Time Management Part 2 – The Character

Last time, I wrote about the problem of Time Management as it applies to writers. Now it’s time to take on the concept from our characters perspective. This is going to be a little bit of mental gymnastics, so I hope you’ll stay with me.

The concept is simply this – characters have to live full lives too. They will have their goals and their problems that get in the way of achieving those goals every bit as much as we do as writers. The difference in this case is that not all of our decisions will be based on how best to achieve those goals. Sometimes, we have to let our characters waste more time playing computer games (or the genre specific hobby of choice) than would be wise. Why? Because real people do that and it gets them into the kinds of trouble that makes for interesting stories (sometimes – sometimes it just makes them annoying).

One of the things that you need to know about your characters is how disciplined are they? How focused are they on achieving their goals? You have to decide if your characters even know how to achieve their goals. Not all the best characters would make the best students. Sometimes the ones who don’t seem to be able to get anything done without a deadline or dragon breathing down their neck. Not to mention that poor choices can lead a story in interesting directions.

Say your character is running from the bandits and thinks that he has gotten enough of a lead. He could spend the little extra time he has confusing his trail even further, or he could stop in at the local pub to relax a bit. The smart, motivated thing would be to confuse his trail so the bandits head off in the wrong direction. However, you could have all kinds of fun if he slips into the pub for a quick pint. He could run into the one person who actually has relevant advice for him in that pub. Or he could meet the soon to be love of his life. Maybe the soon to be love of his life is in league with bandits. So as you can see, sometimes the not so focused choice can give you more possibilities, could even be more fun than the responsible way of doing things.

Naturally, this will only work if you’ve shown your character to be a bit of a lush, or irresponsible already.

Poor time management skills can also feature in a character’s back story – you never know what kinds of contacts you might make playing on-line games like World of Warcrack. All those strangers who don’t seem to have anything better to do than be someone else in a fantasy game might just have the insight or skills your character needs to deal with this week’s big bad. And think of all the trivia you can learn from watching too much late night TV or hanging out with the discovery channel playing in the back ground. And if your modern character who wastes her time hanging out at the yarn shop happens to drop through a time portal, well she just might be able to survive even though she was about to lose her totally modern secretarial job.

Don’t think that all of this time management stuff for characters is about how they get to slouch around like a bunch of half hearted high school students.

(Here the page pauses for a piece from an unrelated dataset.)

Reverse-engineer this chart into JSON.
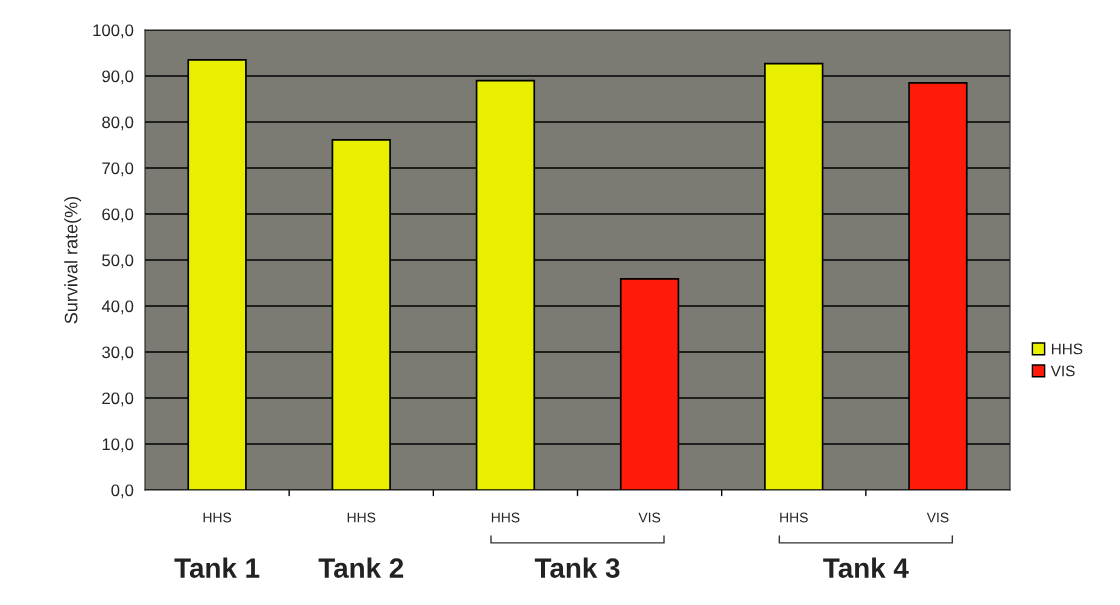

The plot demands a certain amount of attention. Characters who ignore the plot don’t do any better than students who don’t pay attention to their teachers. They might be able to pull it off for a short time, but sooner or later it’s going to show up in their grades or lack of readers. So while your character is making their choices about what to do with their time, it still has to be plot oriented. Having your bandit fleeing hero stop off for a pint only works if it advances the plot. Your WoW player needs to get some benefit from the game or it shouldn’t be mentioned.

When it comes to the plot, your character needs to be as disciplined as you are about writing. Only your character can’t look like they are plot oriented, that’s just a little too weird. In other words, you as the writer have to use your character’s natural state of time management to advance the plot. This is where the creativity comes in. You get to design your plot to match your character’s flaws. So you can place the important clues in the bars and pubs for your alcoholic hero and ensure that your knitter falls into a time when skill in yarn arts is a blessing. That character who plays WoW would fit in a plot that involved amateur war or war like fighting. Thereby turning their poor time management into an asset.

Other fun things to do with time management in stories is to pair the planner with the pantser. They will drive each other nuts, and provide a fun spectacle for your readers. Or, take just the planner and move things so fast he never has a chance to plan. Take the pantser and put her in the situation that will only work if you plan ahead. Take your laziest character and make her work her but off or send your workaholic on a family vacation. This, of course, is all part of the “put your characters in uncomfortable situations” school of story telling.

The take away from all of this is that you, the writer, need to be diligent about your time management and aware of your character’s. There are a lot of factors that go into both, but knowing them will give you the basis for all kinds of fun and productive writing.